Secret App Down For Hours, Silicon Valley Goes Back To Work

Secret, the anonymous gossip-sharing app and current Silicon Valley addiction, is currently experiencing a significant outage following yesterday’s update, which introduced a variety of new features, including anonymous invites – a mechanism the company hoped would help grow its userbase, and subsequently, the amount of content shared on the service. (Uh-oh, maybe that new trick actually worked too well?)

According to…well…our own attempts to browse Secret while lying in bed this morning, on bathroom breaks (c’mon, admit you do this too), and, oh yes, Twitter posts, the app has been down for at least three and a half hours and counting.

Something tells me that this might end up being a productive Friday after all.

Currently, users report seeing an error message in the app, saying “our servers are hiding,” while the website itself claims “Over Quota.”

Screen Shot 2014-04-04 at 10.51.08 AM

For those unfamiliar, Secret along with Whisper, Snapchat, YikYak, and others are part of a new social trend around anonymous sharing. The company recently raised $8.6 million in funding from a number of well-known angels.

What makes Secret maybe more addictive than the rest is the way it cleverly taps into your address book to reveal whether a poster is a “friend” (meaning you know them), or a friend of friend, which of course has you trying to figure out who may be behind the post. The app has also become sort of the go-to water cooler for Silicon Valley gossip (and more controversially, trolling) which has seen it breaking news like that GitHub sexism story or the new startup from Keith Rabois, the former Square and PayPal executive, now Khosla VC.

The app was probably the breakout hit at this year’s SXSW conference, but has since dropped out of the top 1,000 apps in the U.S. in the days after, and is now currently ranked in the top 200 in the social category on the App Store. While it seems like everyone in the tech industry is enamored of the service, these metrics show that Secret still has a long way to go before it catches on with a mainstream crowd.

That’s where the recently added invite feature would come in – you can, as of yesterday, invite your friends to the service without having your name attached to the message. That’s another interesting trick designed to protect your anonymity, not to mention the sort of social embarrassment that comes along with being the pushy, spam-vitation sending friend.

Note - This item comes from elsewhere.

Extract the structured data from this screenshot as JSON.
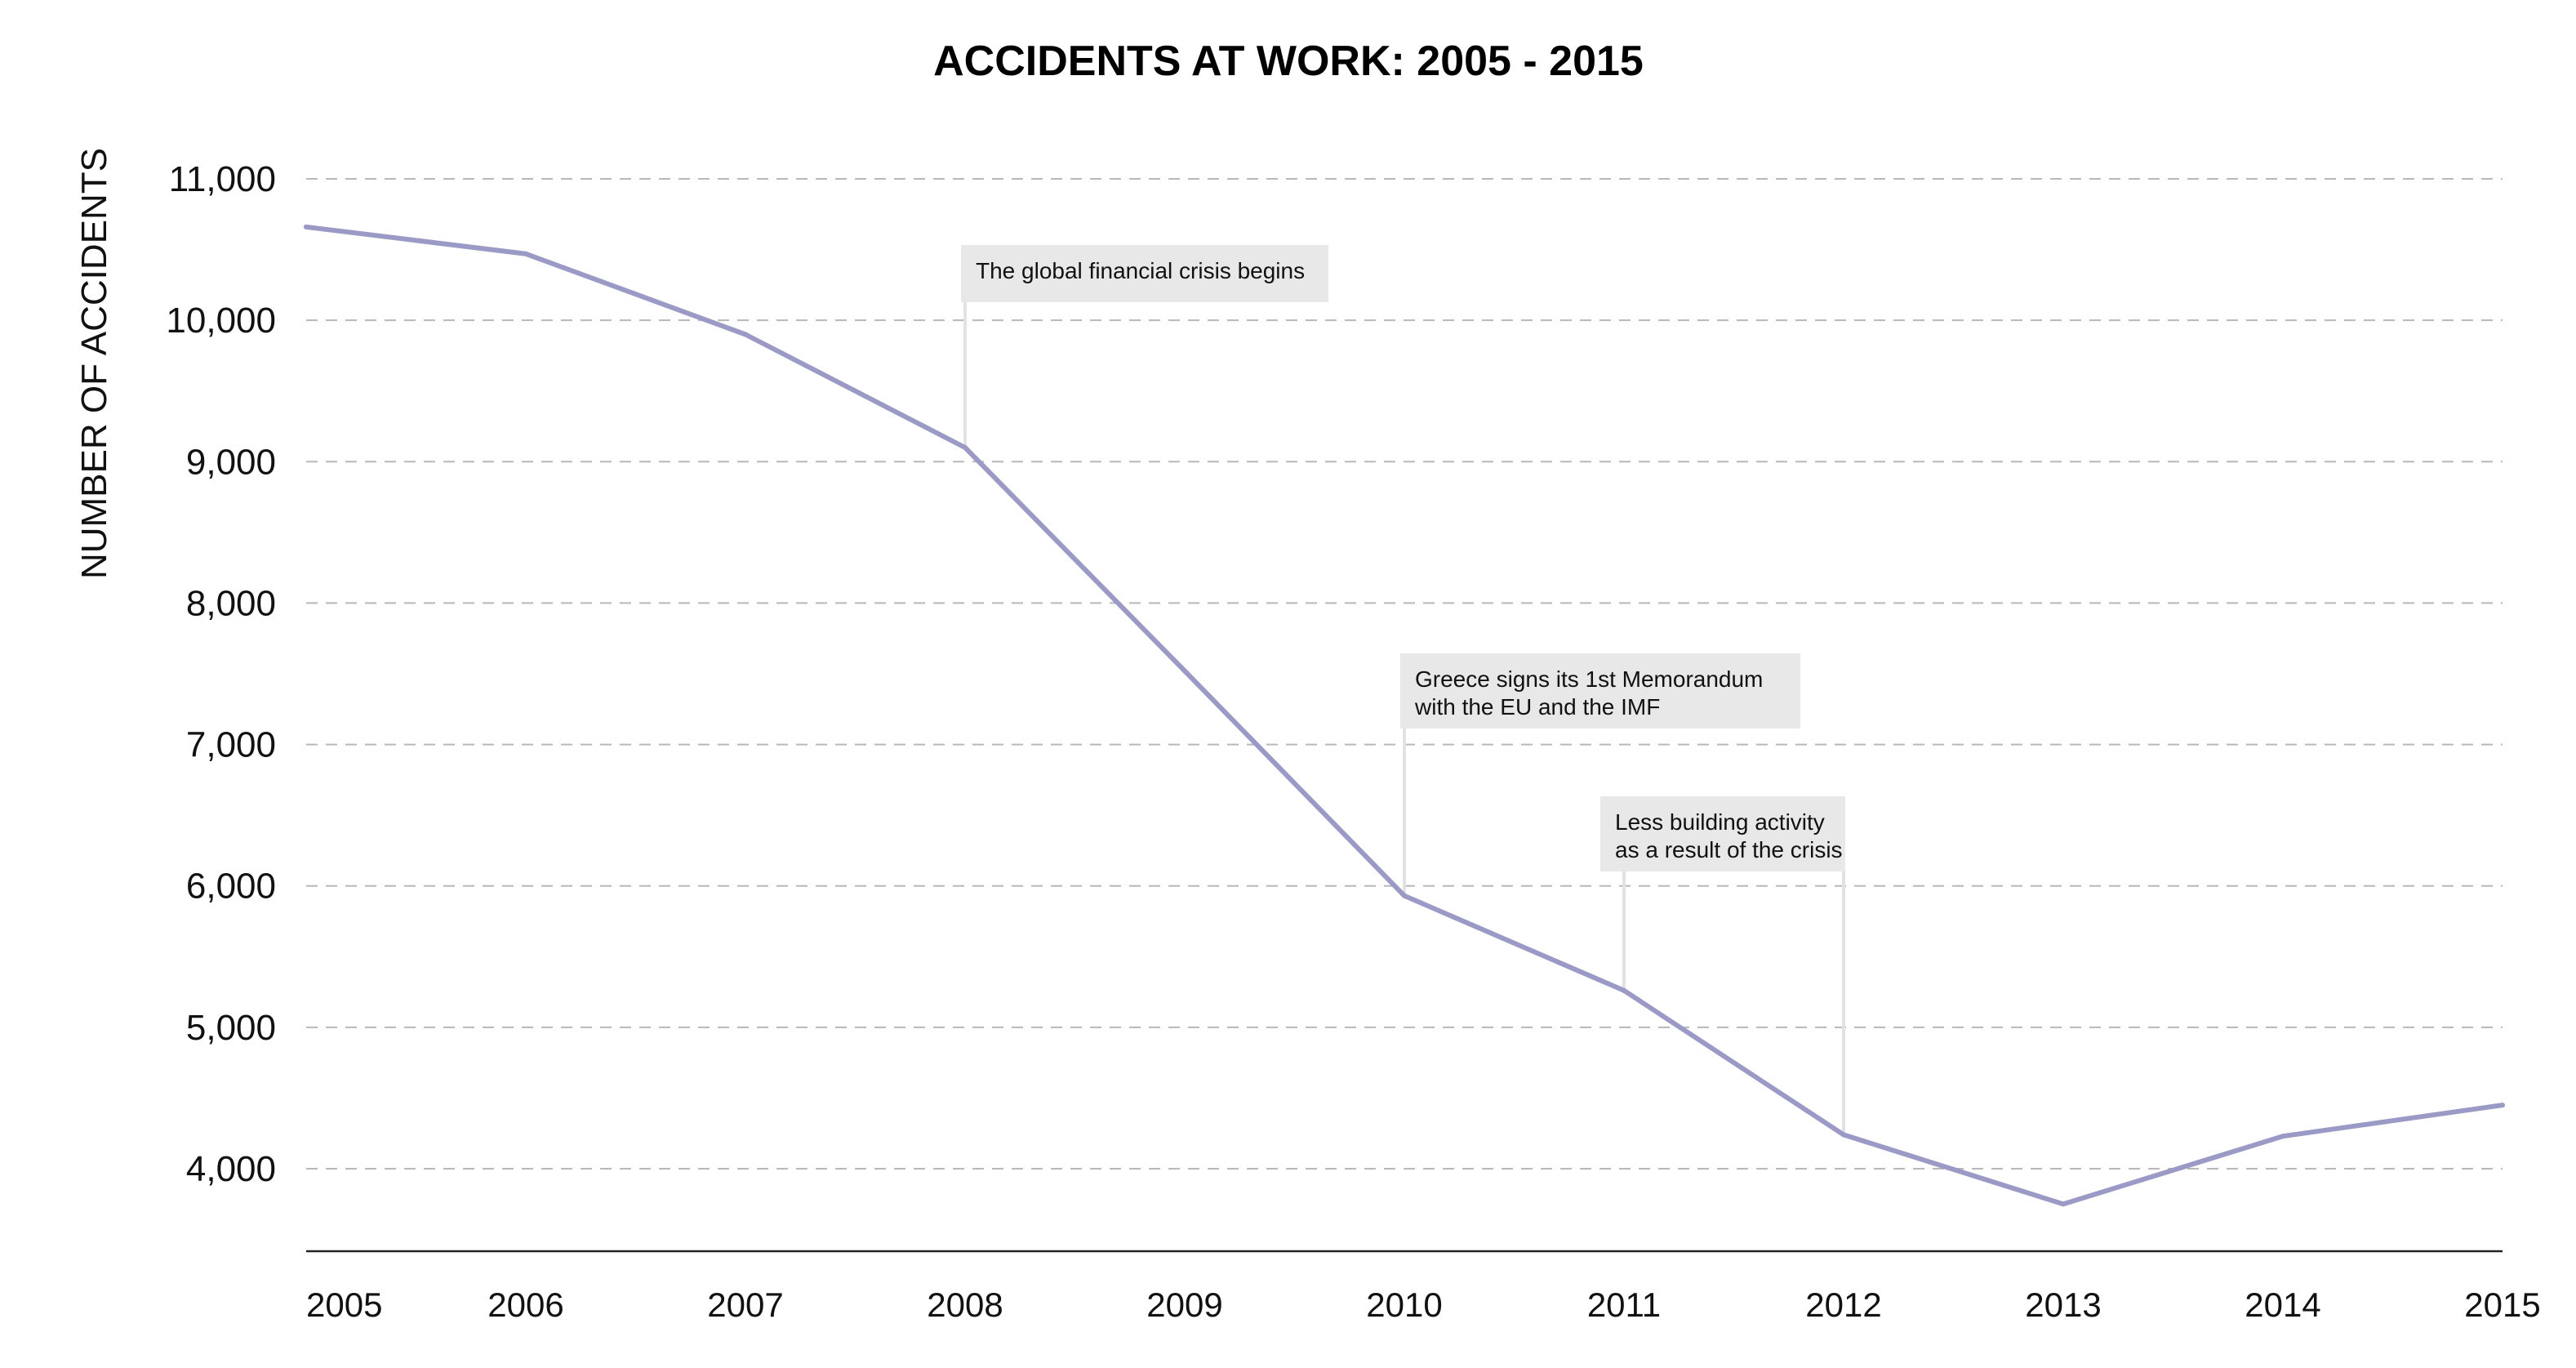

We’ve reached out to Secret for info as to what’s going on, and will update when and if we hear back.

UPDATE, 11 AM ET: And, like magic: Service down for hours –> hit publish —> service comes back. You’re welcome?

UPDATE #2: 11:34 AM ET: Secret responded to our inquiry, saying that the outage began at 4 AM PT. However, the company declined to detail the cause, or say whether or not the issue was related to yesterday’s update.